We all embarrass ourselves at one time or another! (Some of us more than others. Believe me, I know about embarrassing myself!) PLEASE come back to PhysicsForums!

(I need someone to make me look good!)

Anyway, for those who are still wondering how to do these:

$$\int \sqrt{x-a}dx$$

Let u= x-1 so du= dx and $$\sqrt{x-a}= \sqrt{u}= u^{\frac{1}{2}}$$. The integral becomes $$\int u^{\frac{1}{2}}du$$ which can be done with the power law.

$$\int \frac{dx}{\sqrt{\frac{1}{ax}}}$$

$$\frac{1}{\sqrt{\frac{1}{ax}}}$$ is just $$\sqrt{ax}$$.

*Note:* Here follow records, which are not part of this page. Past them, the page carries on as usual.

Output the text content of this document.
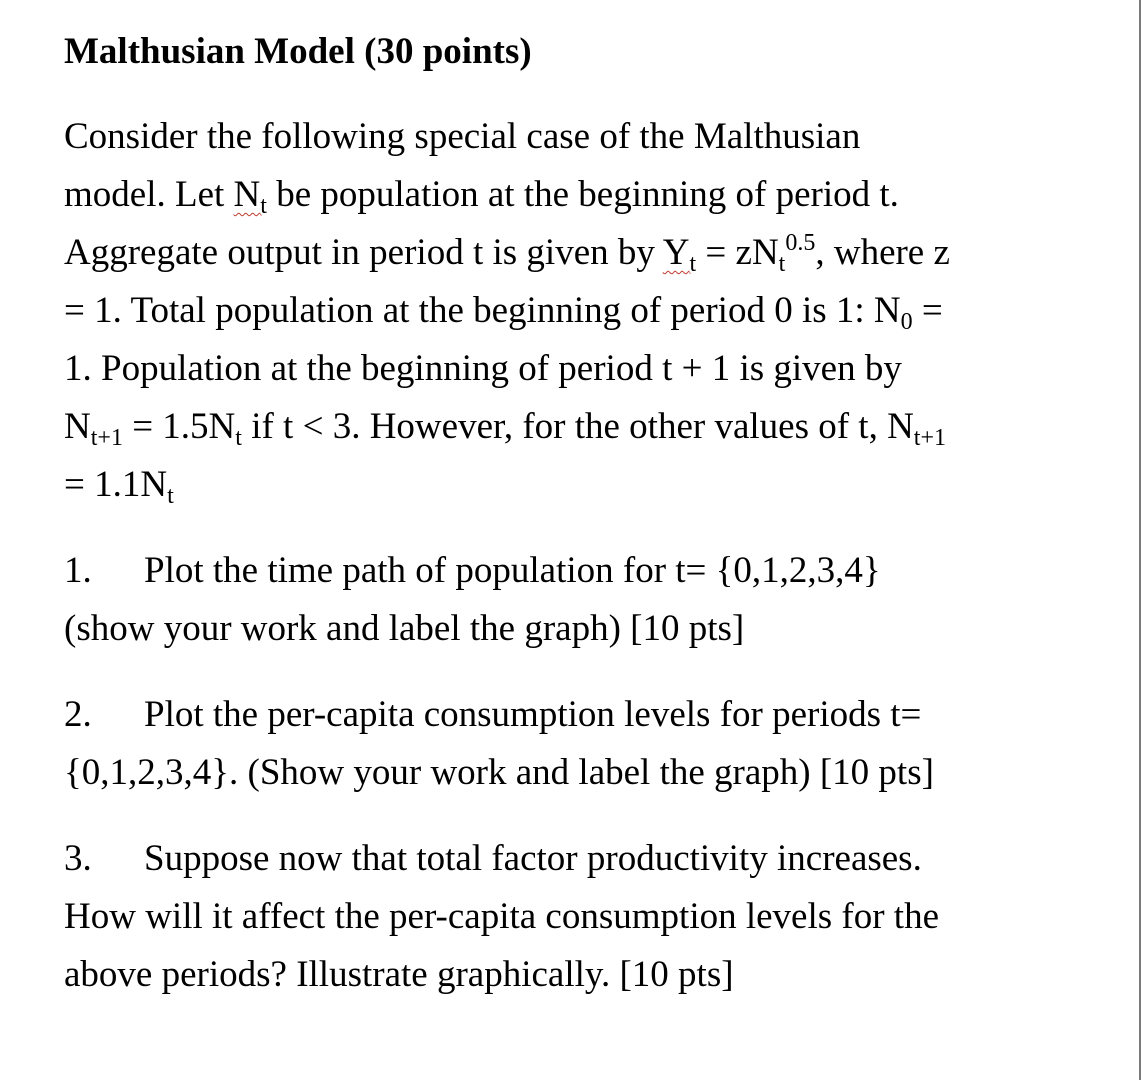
Malthusian Model (30 points)
Consider the following special case of the Malthusian
model. Let $N_t$ be population at the beginning of period t.
Aggregate output in period t is given by $Y_t = zN_t^{0.5}$, where z
= 1. Total population at the beginning of period 0 is 1: $N_0$ =
1. Population at the beginning of period t + 1 is given by
$N_{t+1} = 1.5N_t$ if t < 3. However, for the other values of t, $N_{t+1}$
= $1.1N_t$
1. Plot the time path of population for t= {0,1,2,3,4}
(show your work and label the graph) [10 pts]
2. Plot the per-capita consumption levels for periods t=
{0,1,2,3,4}. (Show your work and label the graph) [10 pts]
3. Suppose now that total factor productivity increases.
How will it affect the per-capita consumption levels for the
above periods? Illustrate graphically. [10 pts]
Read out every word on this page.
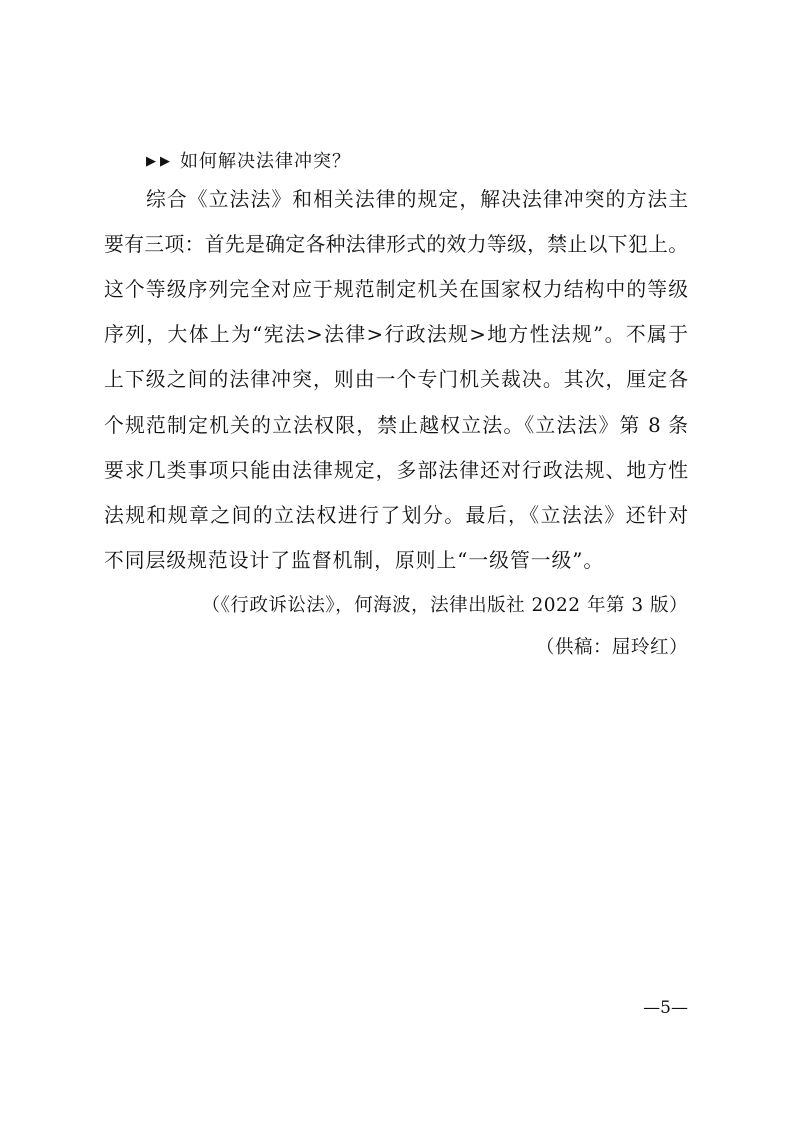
▶▶ 如何解决法律冲突？
综合《立法法》和相关法律的规定，解决法律冲突的方法主
要有三项：首先是确定各种法律形式的效力等级，禁止以下犯上。
这个等级序列完全对应于规范制定机关在国家权力结构中的等级
序列，大体上为“宪法>法律>行政法规>地方性法规”。不属于
上下级之间的法律冲突，则由一个专门机关裁决。其次，厘定各
个规范制定机关的立法权限，禁止越权立法。《立法法》第 8 条
要求几类事项只能由法律规定，多部法律还对行政法规、地方性
法规和规章之间的立法权进行了划分。最后，《立法法》还针对
不同层级规范设计了监督机制，原则上“一级管一级”。
（《行政诉讼法》，何海波，法律出版社 2022 年第 3 版）
（供稿：屈玲红）
—5—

Let u= ax so du= adx, dx= (1/a)du and $$\sqrt{ax}= \sqrt{u}= u^{\frac{1}{2}}$$

The integral becomes $$\frac{1}{a}\int u^{\frac{1}{2}}du$$

 

[Orion1]

$$\int \sqrt{x-a}dx$$

HallsofIvy, should not this equation be:
$$\int \frac{dx}{\sqrt{x - a}} = \int u^{-\frac{1}{2}} du$$

 

[HallsofIvy]

Oh, you're right! I missed the "1/" in the first post. Of course, the substitution would be exactly the same and the u-integral what you show. Thanks.